Les chats occupent une place particulière dans la culture populaire japonaise, imprégnant contes et croyances de leur mystère. Parmi les créatures légendaires, le Bakeneko et le Nekomata sont décrits comme des félins aux pouvoirs surnaturels, capables de se métamorphoser ou d’influencer les esprits. On racontait d’ailleurs que les chats ayant vécu de longues années pouvaient prendre une apparence humaine ou manipuler leur entourage. Cette fascination pour les félins se retrouve aussi dans les arts, notamment à travers les estampes d’Utagawa Kuniyoshi (XIXe siècle), où ils apparaissent espiègles et dotés de traits anthropomorphiques. En littérature, Je suis un chat, roman satirique de Natsume Soseki publié en 1905, offre un regard acéré sur la société japonaise à travers les yeux d’un chat observateur et moqueur.

Aujourd’hui, le chat est devenu l’animal de compagnie préféré des Japonais, avec environ 9 millions de chats domestiques contre 6 millions de chiens. Cette passion féline s’exprime à travers des lieux dédiés, comme bien évidemment les neko cafés, ces cafés à chats où les clients peuvent boire un thé tout en caressant des félins. Apparues au début des années 2000 à Osaka, ces adresses ont rapidement conquis le reste du pays, en particulier les grandes villes comme Tokyo, où de nombreux habitants ne peuvent pas avoir d’animaux de compagnie en raison du manque d’espace ou des restrictions imposées par les propriétaires des logements.

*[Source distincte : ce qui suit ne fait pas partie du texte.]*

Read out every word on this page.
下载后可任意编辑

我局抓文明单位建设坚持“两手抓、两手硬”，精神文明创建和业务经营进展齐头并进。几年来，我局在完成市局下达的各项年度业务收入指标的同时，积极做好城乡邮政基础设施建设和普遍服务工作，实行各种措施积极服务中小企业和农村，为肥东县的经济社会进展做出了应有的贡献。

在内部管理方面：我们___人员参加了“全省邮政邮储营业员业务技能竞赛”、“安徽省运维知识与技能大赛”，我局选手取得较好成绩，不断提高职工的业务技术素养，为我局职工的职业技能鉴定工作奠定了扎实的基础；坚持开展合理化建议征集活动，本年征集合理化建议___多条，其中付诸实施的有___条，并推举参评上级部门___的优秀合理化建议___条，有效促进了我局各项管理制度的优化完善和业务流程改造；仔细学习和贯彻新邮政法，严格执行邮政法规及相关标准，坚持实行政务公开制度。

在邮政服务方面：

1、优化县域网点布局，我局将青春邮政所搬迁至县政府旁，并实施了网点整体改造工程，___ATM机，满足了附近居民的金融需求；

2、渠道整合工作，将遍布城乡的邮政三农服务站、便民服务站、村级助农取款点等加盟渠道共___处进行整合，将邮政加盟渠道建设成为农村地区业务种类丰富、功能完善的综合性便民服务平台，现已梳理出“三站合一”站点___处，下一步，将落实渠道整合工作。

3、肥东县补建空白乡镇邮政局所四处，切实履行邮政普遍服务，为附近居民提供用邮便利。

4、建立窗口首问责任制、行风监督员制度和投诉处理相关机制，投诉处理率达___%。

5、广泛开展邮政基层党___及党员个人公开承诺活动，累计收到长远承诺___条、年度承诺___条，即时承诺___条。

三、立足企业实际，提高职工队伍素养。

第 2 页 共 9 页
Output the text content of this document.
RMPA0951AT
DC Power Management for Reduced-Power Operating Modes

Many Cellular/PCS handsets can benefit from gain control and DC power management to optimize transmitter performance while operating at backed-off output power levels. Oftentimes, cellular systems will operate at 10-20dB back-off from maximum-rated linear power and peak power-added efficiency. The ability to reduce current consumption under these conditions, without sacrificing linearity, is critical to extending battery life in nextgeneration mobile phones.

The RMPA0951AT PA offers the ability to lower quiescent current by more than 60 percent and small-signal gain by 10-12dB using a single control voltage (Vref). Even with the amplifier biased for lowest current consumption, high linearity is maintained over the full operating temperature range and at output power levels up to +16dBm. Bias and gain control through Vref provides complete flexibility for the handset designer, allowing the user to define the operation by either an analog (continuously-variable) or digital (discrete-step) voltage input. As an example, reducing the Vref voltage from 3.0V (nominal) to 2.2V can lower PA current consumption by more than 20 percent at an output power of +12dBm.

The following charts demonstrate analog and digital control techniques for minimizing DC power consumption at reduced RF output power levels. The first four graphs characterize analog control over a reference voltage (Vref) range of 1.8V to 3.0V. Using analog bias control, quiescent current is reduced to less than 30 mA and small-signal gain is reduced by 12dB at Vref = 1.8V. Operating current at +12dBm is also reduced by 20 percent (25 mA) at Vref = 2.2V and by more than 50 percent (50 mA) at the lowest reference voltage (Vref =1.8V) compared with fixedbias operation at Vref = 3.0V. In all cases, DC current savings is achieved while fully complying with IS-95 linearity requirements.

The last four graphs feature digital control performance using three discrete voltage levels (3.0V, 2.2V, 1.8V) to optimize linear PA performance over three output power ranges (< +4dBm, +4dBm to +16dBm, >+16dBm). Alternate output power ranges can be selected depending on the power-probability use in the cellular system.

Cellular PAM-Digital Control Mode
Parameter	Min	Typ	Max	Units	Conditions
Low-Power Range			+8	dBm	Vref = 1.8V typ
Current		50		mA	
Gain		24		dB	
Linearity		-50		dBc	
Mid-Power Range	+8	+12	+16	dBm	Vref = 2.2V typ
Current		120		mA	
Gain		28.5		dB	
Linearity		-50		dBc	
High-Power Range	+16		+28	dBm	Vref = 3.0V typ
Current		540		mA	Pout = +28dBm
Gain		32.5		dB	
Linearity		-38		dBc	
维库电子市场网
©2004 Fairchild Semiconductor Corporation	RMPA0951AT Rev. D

Si depuis le succès de ces cafés, on en trouve désormais plein d’autres farfelus et peu éthiques, considérant très peu le bien-être animal, tels que des cafés à pingouins, hérissons, reptiles ou encore chouettes, les cafés à chats sont souvent les rares à se soucier réellement des animaux, bien qu’il en existe aussi malheureusement certains peu scrupuleux. Dans ces cafés, chaque chat est soigneusement sélectionné pour son caractère sociable et son bien-être est une priorité : des règles strictes encadrent les interactions, interdisant par exemple de les porter contre leur gré ou de les déranger lorsqu’ils dorment. Certains établissements se spécialisent dans des races spécifiques, tandis que d’autres, les plus pertinents à mon sens, recueillent des chats abandonnés, offrant ainsi une seconde chance à ces félins tout en sensibilisant le public à l’adoption.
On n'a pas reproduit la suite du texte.